Spare Capacity is Power! The strike aimed to strip Saudi Arabia of that power!
Anas F. Alhajji
There’s nothing new about targeting oil facilities in times of war and geopolitical conflict. But last weekend’s strikes on the Abqaiq and Khurais facilities in Saudi Arabia were unique for two reasons: Their objective was to reduce Saudi Arabia’s spare capacity, and the size of the outage was the largest in history.
Oil as a Target
There’s a long global history of putting oilfields, oil facilities, pipelines and tankers in the crosshairs in times of conflict. World War II destroyed a massive number of oil facilities and tankers around the world — making oil both a victim of the war and one of the tools of victory, through the widespread use of petroleum-fueled jet planes, tanks and other front-line combat vehicles.
Saudi Arabian oilfields were attacked as long ago as October 1940 in an Italian air raid that made aviation history for the length of the bombers’ flights. But one pilot mistook the flares of Dhahran for the objective — Bahrain’s refinery — and hit Saudi Arabia instead!
Oil has been a target in both internal and external conflicts in other places including Romania, Russia, Indonesia, Brunei, Iran, Iraq, Colombia, Yemen, Sudan, Nigeria, Algeria, Libya, Venezuela, Syria and Kuwait. There have even been attacks on U.S. and Canadian pipelines.

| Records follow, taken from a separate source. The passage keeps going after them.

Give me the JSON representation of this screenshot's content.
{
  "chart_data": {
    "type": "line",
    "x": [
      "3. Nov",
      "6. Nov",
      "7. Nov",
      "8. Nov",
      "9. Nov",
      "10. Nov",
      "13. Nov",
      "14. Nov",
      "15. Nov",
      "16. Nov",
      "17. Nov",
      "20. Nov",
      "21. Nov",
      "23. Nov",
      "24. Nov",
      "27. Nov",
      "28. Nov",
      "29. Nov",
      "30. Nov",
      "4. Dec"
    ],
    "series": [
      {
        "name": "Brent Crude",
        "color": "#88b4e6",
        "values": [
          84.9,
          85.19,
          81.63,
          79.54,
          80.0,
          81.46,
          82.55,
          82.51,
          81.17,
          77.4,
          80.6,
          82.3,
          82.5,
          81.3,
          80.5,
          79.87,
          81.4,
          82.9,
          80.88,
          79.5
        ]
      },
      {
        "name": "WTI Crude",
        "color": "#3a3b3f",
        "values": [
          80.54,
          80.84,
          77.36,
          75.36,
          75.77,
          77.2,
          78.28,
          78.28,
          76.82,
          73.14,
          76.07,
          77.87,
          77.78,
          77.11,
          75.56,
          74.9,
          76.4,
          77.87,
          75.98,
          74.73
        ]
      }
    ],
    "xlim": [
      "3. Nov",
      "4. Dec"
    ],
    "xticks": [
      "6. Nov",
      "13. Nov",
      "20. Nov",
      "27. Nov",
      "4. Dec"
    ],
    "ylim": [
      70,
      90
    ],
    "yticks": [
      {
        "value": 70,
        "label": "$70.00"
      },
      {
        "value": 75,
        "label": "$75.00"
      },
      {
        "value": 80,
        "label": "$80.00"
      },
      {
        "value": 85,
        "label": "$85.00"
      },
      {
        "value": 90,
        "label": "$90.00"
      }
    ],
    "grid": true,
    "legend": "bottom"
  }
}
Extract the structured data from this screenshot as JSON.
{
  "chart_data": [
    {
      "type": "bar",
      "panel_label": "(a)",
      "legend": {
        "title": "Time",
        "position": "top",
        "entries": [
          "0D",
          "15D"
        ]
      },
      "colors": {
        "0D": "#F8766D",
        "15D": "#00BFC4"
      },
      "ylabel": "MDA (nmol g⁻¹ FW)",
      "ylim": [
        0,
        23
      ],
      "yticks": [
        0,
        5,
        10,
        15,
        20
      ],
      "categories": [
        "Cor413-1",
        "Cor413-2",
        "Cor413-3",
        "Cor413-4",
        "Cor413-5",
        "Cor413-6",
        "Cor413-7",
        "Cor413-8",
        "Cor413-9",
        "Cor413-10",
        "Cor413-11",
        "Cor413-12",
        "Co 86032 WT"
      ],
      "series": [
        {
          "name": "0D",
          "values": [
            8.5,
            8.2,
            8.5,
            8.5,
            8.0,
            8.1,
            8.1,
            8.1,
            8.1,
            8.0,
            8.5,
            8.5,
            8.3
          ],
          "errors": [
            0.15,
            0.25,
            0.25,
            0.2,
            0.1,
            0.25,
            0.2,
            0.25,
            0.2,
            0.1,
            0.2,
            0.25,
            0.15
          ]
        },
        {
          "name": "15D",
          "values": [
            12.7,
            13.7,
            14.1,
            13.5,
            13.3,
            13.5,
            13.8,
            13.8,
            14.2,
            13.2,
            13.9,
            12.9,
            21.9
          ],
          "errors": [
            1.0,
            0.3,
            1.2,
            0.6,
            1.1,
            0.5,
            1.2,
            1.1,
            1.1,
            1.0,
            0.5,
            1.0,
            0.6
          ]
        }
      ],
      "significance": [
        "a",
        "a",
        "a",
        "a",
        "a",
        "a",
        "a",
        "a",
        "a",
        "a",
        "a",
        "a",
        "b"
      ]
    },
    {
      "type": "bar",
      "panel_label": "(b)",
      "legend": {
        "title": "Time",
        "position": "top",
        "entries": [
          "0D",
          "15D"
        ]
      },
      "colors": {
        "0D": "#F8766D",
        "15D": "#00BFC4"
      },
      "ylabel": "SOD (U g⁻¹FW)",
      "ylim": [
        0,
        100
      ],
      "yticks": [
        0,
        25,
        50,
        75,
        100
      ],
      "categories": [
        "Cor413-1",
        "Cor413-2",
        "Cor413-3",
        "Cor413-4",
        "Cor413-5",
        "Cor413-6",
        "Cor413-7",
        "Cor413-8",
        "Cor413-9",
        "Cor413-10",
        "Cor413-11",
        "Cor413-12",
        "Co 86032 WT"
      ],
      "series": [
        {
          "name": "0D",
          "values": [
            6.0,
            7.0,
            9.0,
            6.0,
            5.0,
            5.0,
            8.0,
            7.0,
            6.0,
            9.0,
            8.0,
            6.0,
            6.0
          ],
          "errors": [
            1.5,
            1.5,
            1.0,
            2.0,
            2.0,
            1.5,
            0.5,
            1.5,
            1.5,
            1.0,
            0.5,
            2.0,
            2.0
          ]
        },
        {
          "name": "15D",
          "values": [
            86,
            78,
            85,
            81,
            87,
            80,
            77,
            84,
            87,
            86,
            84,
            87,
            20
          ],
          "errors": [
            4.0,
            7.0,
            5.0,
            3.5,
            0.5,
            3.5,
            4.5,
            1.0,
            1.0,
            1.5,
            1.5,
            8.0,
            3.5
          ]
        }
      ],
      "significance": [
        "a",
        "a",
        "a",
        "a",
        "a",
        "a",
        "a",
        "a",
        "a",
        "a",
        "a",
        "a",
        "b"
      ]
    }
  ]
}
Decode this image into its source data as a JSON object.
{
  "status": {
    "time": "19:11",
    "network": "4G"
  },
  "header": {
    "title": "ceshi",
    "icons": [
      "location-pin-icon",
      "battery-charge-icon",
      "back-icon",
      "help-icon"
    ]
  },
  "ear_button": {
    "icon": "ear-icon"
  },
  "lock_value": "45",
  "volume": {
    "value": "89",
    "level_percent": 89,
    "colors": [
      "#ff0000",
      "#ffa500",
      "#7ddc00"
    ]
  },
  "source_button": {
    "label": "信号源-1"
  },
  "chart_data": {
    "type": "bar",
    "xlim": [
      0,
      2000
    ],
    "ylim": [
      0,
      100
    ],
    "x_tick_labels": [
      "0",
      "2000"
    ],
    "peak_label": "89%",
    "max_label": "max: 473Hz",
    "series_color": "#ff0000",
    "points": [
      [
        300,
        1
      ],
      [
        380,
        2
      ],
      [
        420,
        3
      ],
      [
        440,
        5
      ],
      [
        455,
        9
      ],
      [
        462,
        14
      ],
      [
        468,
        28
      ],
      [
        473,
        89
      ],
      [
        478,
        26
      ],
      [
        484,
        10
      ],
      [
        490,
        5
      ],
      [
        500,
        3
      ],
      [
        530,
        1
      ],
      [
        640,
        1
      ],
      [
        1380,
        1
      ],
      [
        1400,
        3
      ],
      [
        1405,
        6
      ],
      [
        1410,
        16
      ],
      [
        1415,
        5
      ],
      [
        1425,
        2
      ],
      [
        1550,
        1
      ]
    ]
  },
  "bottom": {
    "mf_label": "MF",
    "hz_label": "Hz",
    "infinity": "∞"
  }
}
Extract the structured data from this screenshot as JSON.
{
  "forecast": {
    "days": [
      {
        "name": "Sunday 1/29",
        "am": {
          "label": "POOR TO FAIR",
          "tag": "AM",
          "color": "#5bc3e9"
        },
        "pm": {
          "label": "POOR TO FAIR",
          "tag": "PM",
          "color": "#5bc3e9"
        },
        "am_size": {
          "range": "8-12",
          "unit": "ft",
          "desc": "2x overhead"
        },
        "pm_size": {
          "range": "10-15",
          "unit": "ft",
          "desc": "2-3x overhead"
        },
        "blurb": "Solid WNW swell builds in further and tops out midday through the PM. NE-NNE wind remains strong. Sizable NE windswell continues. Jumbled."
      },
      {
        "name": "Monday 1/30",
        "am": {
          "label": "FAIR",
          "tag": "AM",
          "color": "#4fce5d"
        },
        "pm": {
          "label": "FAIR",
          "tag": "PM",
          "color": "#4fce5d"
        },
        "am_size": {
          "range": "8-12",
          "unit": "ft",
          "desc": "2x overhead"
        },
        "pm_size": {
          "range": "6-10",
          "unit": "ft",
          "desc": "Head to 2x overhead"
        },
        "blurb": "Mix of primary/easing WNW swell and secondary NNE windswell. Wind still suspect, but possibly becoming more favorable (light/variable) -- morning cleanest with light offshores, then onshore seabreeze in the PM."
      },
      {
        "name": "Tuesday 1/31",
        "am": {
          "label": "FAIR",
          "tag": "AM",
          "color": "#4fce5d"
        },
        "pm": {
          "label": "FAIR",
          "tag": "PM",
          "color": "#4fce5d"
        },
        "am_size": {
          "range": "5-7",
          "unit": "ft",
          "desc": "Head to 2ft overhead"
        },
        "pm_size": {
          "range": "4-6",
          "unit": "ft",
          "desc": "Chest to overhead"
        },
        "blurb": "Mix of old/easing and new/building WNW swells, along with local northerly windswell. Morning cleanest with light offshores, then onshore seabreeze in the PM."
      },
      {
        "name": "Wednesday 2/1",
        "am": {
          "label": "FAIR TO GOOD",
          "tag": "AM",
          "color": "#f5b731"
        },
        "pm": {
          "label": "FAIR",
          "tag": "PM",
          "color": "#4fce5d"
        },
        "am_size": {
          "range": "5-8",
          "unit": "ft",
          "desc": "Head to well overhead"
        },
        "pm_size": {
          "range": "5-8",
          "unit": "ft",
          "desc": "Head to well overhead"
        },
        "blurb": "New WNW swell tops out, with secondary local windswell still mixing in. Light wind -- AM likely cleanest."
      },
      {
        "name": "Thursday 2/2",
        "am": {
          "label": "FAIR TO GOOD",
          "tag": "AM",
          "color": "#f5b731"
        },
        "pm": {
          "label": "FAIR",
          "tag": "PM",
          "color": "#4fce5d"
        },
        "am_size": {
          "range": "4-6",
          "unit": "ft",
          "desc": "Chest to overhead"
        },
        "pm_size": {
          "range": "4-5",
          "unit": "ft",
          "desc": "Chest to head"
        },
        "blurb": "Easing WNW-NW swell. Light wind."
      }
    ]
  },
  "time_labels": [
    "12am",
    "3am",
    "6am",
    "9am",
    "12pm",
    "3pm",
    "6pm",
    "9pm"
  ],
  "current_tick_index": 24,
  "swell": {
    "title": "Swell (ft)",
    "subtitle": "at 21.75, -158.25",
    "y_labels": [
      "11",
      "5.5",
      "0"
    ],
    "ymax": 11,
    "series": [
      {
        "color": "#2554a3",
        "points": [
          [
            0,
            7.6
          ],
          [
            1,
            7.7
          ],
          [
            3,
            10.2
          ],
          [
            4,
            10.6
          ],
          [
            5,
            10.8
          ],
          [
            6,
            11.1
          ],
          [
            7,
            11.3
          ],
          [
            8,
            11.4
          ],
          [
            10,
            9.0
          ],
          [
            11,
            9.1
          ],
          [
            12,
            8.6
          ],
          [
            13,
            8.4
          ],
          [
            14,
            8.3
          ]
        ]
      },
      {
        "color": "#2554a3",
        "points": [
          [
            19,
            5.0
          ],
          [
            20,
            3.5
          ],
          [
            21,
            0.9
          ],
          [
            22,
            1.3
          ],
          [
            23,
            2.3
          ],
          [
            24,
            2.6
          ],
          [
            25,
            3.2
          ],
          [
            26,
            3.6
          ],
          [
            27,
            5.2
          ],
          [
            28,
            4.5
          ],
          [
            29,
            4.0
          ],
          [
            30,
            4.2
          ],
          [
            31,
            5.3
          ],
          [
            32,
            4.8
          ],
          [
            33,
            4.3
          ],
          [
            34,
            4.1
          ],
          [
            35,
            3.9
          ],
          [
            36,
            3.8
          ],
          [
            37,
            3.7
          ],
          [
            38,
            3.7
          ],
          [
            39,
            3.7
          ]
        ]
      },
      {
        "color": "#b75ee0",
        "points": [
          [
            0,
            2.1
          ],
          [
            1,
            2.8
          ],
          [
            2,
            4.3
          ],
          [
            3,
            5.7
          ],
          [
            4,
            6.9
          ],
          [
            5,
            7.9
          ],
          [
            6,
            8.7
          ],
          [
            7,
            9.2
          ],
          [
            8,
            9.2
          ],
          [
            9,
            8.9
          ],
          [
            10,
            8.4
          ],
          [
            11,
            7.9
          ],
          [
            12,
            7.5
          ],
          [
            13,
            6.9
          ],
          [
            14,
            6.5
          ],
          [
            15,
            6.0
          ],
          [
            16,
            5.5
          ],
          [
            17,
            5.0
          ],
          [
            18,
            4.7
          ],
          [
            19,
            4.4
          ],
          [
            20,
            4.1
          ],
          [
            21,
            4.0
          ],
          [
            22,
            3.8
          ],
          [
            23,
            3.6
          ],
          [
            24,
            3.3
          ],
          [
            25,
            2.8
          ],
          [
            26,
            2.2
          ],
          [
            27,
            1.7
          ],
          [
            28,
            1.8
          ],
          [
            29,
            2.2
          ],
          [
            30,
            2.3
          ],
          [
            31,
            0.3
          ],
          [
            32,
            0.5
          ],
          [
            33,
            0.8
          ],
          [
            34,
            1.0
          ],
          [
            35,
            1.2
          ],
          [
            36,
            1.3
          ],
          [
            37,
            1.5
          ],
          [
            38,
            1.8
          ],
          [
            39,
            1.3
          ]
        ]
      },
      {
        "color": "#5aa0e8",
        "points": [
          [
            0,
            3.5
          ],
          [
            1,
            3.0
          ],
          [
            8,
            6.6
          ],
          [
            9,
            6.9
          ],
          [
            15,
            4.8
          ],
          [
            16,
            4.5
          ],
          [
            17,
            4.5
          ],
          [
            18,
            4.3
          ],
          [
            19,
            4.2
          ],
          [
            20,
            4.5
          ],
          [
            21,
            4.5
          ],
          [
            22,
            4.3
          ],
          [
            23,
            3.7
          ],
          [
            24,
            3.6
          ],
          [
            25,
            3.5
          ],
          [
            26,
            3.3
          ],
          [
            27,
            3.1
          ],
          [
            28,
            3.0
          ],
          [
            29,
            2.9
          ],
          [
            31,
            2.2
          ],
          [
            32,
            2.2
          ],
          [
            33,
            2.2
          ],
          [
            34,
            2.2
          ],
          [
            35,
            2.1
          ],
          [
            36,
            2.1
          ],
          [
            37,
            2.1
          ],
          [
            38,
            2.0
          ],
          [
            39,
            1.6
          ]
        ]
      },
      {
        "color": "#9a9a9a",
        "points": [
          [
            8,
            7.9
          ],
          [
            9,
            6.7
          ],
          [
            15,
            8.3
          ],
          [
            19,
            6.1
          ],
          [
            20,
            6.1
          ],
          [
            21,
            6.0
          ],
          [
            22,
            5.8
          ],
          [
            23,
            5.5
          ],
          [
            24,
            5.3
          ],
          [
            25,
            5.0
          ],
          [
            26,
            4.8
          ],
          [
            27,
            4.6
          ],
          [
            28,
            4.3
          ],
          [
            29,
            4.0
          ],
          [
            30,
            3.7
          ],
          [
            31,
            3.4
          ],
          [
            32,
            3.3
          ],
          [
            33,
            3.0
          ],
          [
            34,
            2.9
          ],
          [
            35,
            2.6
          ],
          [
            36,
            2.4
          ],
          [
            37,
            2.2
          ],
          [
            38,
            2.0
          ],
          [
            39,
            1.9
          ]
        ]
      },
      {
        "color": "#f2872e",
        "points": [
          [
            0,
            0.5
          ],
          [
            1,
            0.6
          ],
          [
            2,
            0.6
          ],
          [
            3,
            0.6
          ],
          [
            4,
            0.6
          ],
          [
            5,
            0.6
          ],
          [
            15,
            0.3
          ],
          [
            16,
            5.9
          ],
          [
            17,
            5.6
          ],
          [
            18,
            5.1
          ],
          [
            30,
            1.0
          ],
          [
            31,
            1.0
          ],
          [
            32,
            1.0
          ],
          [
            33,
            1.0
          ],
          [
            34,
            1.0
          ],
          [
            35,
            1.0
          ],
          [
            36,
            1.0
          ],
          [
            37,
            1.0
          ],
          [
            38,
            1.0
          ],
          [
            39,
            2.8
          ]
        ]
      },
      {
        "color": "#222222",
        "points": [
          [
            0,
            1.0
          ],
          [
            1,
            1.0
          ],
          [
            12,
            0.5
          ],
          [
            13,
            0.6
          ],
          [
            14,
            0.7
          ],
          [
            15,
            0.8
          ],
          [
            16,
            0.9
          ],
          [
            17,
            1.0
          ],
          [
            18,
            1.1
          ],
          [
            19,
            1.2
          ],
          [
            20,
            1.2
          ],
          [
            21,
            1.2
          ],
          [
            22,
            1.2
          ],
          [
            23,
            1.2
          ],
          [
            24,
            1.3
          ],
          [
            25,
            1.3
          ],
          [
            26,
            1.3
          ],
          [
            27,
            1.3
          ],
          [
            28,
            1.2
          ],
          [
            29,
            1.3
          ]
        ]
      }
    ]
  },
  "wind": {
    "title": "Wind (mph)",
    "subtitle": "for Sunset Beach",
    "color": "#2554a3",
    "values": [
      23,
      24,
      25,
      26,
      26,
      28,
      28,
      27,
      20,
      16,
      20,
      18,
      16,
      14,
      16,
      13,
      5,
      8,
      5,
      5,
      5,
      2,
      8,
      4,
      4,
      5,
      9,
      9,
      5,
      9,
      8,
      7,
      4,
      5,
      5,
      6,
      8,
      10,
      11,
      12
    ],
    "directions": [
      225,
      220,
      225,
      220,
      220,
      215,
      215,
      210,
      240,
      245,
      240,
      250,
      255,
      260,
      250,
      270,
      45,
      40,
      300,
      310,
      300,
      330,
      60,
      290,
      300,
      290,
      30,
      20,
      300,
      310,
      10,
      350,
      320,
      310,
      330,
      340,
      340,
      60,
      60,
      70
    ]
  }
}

So what makes Abqaiq and Khurais different?
Objective of the Attacks
Attacks on oil facilities and tankers are typically intended to inflect harm and prevent the enemy from getting the fuel that is crucial to any wartime activity. But there’s a bigger picture when it comes to the Abqaiq and Khurais strikes.
Saudi Arabia has established itself as a reliable and dependable supplier of oil to the world. But it’s more than that. The kingdom has also taken on the role of swing producer, meaning it steps in to raise or lower production to eliminate extreme volatility in the oil market.
These two strategic objectives, which form the core of Saudi Arabian oil policy, require the kingdom to keep its spare production capacity large. Spare capacity gives Riyadh its global political, strategic and economic clout. Spare capacity is power! And the strike on Abqaiq aimed to strip Saudi Arabia of that power!
The attacks made the rest of the world feel the pain by triggering oil shortages and extreme price volatility. Oil-consuming countries were particularly alarmed, and U.S. President Donald Trump authorized the withdrawal of crude oil from the U.S. Strategic Petroleum Reserve if it was needed.
To restore its spare-capacity power, Saudi Arabia pledged to act quickly and do whatever it took to bring back production and return normalcy to the oil market. It’s been more successful than some pundits expected, ramping up output faster than anticipated.
At a press conference on Tuesday, the Prince Abdulaziz Bin Salman, Energy Ministry, announced that exports won’t be affected in September, the kingdom will return to pre-attack production levels by the end of October and total capacity will be restored by the end of November.
These pledges caused oil prices in the global market to return to near pre-attack levels. Even if the Saudis don’t exactly achieve these goals, the timeline is much faster than many media outlets and experts had speculated.
Doubts about Restoration
Actual repairs to Saudi Aramco’s facilities may in fact take months. But the company has the tools to trigger a faster recovery in supplies and production. They include redundancies in the system, oil inventories inside and outside Saudi Arabia, the ability to divert oil and NGLs from domestic refineries and petrochemical plants, and the availability of spare capacity at other fields.
Doubters underestimate Aramco’s ability to work around its repairs and seem to confuse supplies with production. Supplies could come from storage or a diversion of crude from the domestic market. So restoring supplies isn’t the same thing as restoring output and working around repairs is not the same as working on repairs.
Doubters wanted to see details of the damage. The fact is, Aramco and Saudi government, and any other government for that matter, will never release any details on the damage for fear it helps the attacks perfect their game in the future. Discounting the Saudi timeline on the recovery efforts on the basis that Saudis did not provide details of the damage shows lack of understanding of the bigger picture.
Security of Oil Facilities
The events in Saudi Arabia last weekend have also highlighted another issue: The security at oil facilities around the world has failed to keep up with advances in geomatics engineering, smart phone applications, and drones. So what happened in Saudi Arabia can happen anywhere. Abqaiq and Khurais may be a much-needed wakeup call to the oil industry — to all strategic establishments, for that matter — to a new reality: They must determine how to upgrade their existing conventional fortifications to keep up with new technological dangers.
Saudi Arabia has proven once again that it is the most important oil producer in the world, even if it’s not the largest. The attackers wanted to downgrade the kingdom’s role in the world. It’s clear that they failed miserably.